Named arguments signature order


I seem to have trouble understanding the semantics of named arguments. I thought that applying any named argument will take the argument from anywhere in the signature and eliminate it.


let full ~foo:_ ~bar:_ () = 1


(full ~bar:1);;
- : foo:'a -> unit -> int = <fun>

So far so good.

I have this code which tries to partially apply full but while

let curried f = f ~foo:1

let _ = (curried full) ~bar:2 ()

works, flipping the order

let curried f = f ~bar:1

let _ = (curried full) ~foo:2 ()

fails with

Error: This expression has type foo:'a -> bar:'b -> unit -> int
       but an expression was expected of type bar:int -> 'c

Thus my intuition that the order does not matter is not quite true. Can someone tell me where my intuition mislead me? For a moment I was excited that named arguments would allow partial application of any argument in any order.

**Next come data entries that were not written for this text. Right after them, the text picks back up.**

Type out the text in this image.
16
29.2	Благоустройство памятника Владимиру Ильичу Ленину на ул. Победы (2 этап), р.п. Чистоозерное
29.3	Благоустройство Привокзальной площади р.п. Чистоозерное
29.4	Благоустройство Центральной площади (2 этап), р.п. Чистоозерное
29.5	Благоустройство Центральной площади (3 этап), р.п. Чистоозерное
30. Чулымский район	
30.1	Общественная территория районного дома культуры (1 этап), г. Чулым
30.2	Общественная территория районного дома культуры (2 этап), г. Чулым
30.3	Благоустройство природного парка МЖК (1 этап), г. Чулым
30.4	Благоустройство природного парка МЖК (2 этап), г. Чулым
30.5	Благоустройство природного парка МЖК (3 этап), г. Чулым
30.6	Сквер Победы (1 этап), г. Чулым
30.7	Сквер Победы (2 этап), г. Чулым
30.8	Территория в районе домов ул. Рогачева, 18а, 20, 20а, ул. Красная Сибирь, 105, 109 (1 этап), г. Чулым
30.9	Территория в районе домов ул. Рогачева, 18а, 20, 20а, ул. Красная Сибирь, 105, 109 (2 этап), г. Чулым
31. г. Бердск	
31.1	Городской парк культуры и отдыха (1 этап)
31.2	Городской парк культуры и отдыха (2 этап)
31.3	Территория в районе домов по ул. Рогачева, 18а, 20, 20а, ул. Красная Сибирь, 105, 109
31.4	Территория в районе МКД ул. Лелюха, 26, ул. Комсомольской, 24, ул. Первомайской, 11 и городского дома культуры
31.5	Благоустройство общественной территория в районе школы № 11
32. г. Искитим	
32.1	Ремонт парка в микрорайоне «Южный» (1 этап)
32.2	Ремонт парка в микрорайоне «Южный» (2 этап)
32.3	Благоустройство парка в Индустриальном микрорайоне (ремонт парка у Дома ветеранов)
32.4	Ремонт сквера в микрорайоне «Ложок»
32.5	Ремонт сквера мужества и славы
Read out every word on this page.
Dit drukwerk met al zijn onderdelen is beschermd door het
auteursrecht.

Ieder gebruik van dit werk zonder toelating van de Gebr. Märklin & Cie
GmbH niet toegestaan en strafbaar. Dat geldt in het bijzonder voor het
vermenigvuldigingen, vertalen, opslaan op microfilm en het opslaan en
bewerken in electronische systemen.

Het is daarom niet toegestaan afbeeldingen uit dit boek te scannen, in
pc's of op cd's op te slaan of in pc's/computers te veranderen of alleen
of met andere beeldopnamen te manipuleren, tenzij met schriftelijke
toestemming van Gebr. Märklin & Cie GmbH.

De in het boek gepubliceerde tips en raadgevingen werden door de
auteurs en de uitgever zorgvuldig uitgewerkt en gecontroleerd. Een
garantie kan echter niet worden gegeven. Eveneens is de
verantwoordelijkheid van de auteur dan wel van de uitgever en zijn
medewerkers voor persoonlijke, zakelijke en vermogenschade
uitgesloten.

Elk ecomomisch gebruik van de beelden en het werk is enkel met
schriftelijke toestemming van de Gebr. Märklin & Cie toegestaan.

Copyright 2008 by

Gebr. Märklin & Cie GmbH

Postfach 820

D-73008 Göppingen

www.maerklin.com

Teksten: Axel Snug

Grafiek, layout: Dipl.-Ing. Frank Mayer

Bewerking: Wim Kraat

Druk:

The short answer is that the order of arguments does matter in general and it is only in multi-application (e.g f ~x:0 ~y:1) that the compiler permutes the arguments to match the argument order in the application with the order specified by the function type.

One way to understand this behavior is that labeled multi-applications are translated to normal applications after type checking, thus in a application like f ~x:0 ~y:1, the typechecker must decide locally the mapping between label names and argument position.